Pasalnya pembicaraan politik antara pemerintah dan PAN, belum sampai pada tahap itu.
Kepada wartawan di kantor Wakil Presiden RI, Jakarta Pusat, Kamis (3/9/2015), Jusuf Kalla juga belum bisa memastikan apakah pemerintah akan menyediakan jabatan bagi kader partai berlambang matahari itu di pemerintahan.
"Belum, nanti kita lihat pertimbangannya, perkembangan kemudian," katanya.
PAN adalah salah satu pendiri Koalisi Merah Putih (KMP). Setelah Hatta Rajasa lengser dari posisi Ketua Umum Dewan Pimpinan Pusat (DPP) PAN, digantikan oleh Zulkifli Hasan, PAN mulai dekat dengan pemerintah.

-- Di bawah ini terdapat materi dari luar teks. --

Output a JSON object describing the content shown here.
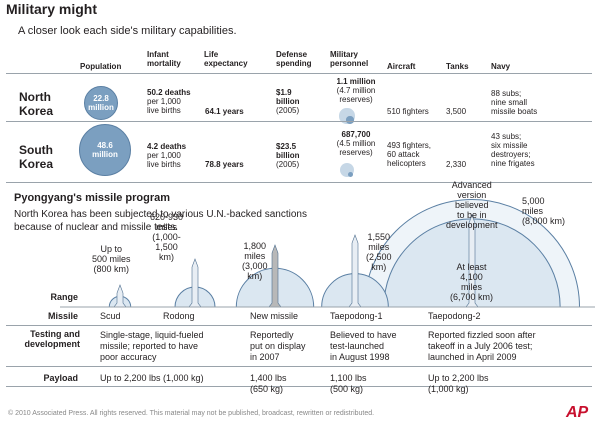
{
  "header": {
    "title": "Military might",
    "subtitle": "A closer look each side's military capabilities."
  },
  "table": {
    "columns": {
      "population": "Population",
      "infant_mortality": "Infant\nmortality",
      "life_expectancy": "Life\nexpectancy",
      "defense_spending": "Defense\nspending",
      "military_personnel": "Military\npersonnel",
      "aircraft": "Aircraft",
      "tanks": "Tanks",
      "navy": "Navy"
    },
    "rows": [
      {
        "country": "North\nKorea",
        "population": "22.8\nmillion",
        "population_value": 22.8,
        "infant_bold": "50.2 deaths",
        "infant_rest": "per 1,000\nlive births",
        "life": "64.1 years",
        "spending_bold": "$1.9\nbillion",
        "spending_year": "(2005)",
        "personnel_bold": "1.1 million",
        "personnel_rest": "(4.7 million\nreserves)",
        "personnel_value": 1.1,
        "reserves_value": 4.7,
        "aircraft": "510 fighters",
        "tanks": "3,500",
        "navy": "88 subs;\nnine small\nmissile boats"
      },
      {
        "country": "South\nKorea",
        "population": "48.6\nmillion",
        "population_value": 48.6,
        "infant_bold": "4.2 deaths",
        "infant_rest": "per 1,000\nlive births",
        "life": "78.8 years",
        "spending_bold": "$23.5\nbillion",
        "spending_year": "(2005)",
        "personnel_bold": "687,700",
        "personnel_rest": "(4.5 million\nreserves)",
        "personnel_value": 0.6877,
        "reserves_value": 4.5,
        "aircraft": "493 fighters,\n60 attack\nhelicopters",
        "tanks": "2,330",
        "navy": "43 subs;\nsix missile\ndestroyers;\nnine frigates"
      }
    ]
  },
  "missile_section": {
    "title": "Pyongyang's missile program",
    "description": "North Korea has been subjected to various U.N.-backed sanctions because of nuclear and missile tests.",
    "row_labels": {
      "range": "Range",
      "missile": "Missile",
      "testing": "Testing and\ndevelopment",
      "payload": "Payload"
    }
  },
  "chart_data": {
    "type": "table",
    "title": "Pyongyang's missile program",
    "missiles": [
      {
        "name": "Scud",
        "range_label": "Up to\n500 miles\n(800 km)",
        "range_miles": 500,
        "testing": "Single-stage, liquid-fueled\nmissile; reported to have\npoor accuracy",
        "payload": "Up to 2,200 lbs (1,000 kg)"
      },
      {
        "name": "Rodong",
        "range_label": "620-930\nmiles\n(1,000-\n1,500\nkm)",
        "range_miles": 930,
        "testing": "",
        "payload": ""
      },
      {
        "name": "New missile",
        "range_label": "1,800\nmiles\n(3,000\nkm)",
        "range_miles": 1800,
        "testing": "Reportedly\nput on display\nin 2007",
        "payload": "1,400 lbs\n(650 kg)"
      },
      {
        "name": "Taepodong-1",
        "range_label": "1,550\nmiles\n(2,500\nkm)",
        "range_miles": 1550,
        "testing": "Believed to have\ntest-launched\nin August 1998",
        "payload": "1,100 lbs\n(500 kg)"
      },
      {
        "name": "Taepodong-2",
        "range_label": "At least\n4,100\nmiles\n(6,700 km)",
        "range_miles": 4100,
        "range_label_extra": "5,000\nmiles\n(8,000 km)",
        "range_miles_extra": 5000,
        "advanced_note": "Advanced\nversion\nbelieved\nto be in\ndevelopment",
        "testing": "Reported fizzled soon after\ntakeoff in a July 2006 test;\nlaunched in April 2009",
        "payload": "Up to 2,200 lbs\n(1,000 kg)"
      }
    ]
  },
  "footer": {
    "copyright": "© 2010 Associated Press. All rights reserved. This material may not be published, broadcast, rewritten or redistributed.",
    "logo": "AP"
  }
}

Akhirnya kemarin, Zulkifli datang ke Istana Presiden. Ia dan Presiden Joko Widodo menggelar konfrensi pers mengumumkan bergabungnya PAN ke Koalisi Indonesia Hebat (KIH) yang mendukung pemerintah.

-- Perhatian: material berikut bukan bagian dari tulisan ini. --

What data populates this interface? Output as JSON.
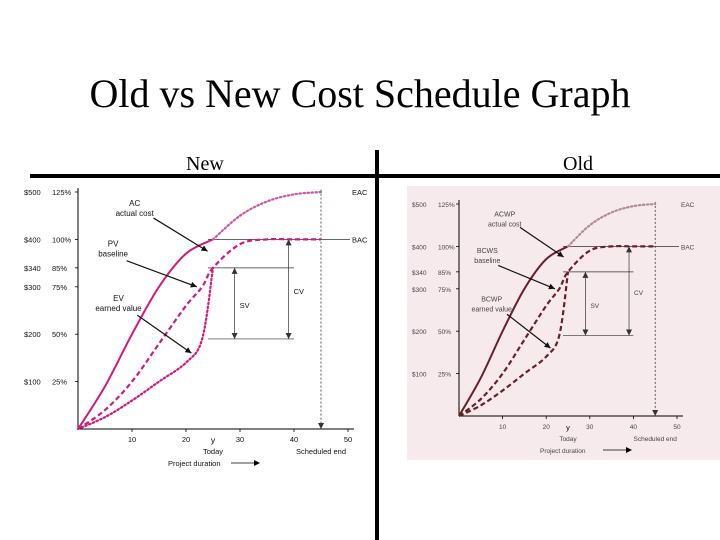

Seperti yang diberitakan sebelumnya, Zulkifli Hasan bergabung ke KIH untuk membantu pemerintahan yang efektif.
Zulkifli menilai dikondisi perekonomian yang melemah, dibutuhkan pemerintahan yang kuat agar kebijakannya efektif.
"Kita tidak meminta jatah kursi," kata Zulkifli yang ditemui di acara pagelaran 50 tahun Kompas, di Jakarta Pusat malam tadi, Rabu (2/9).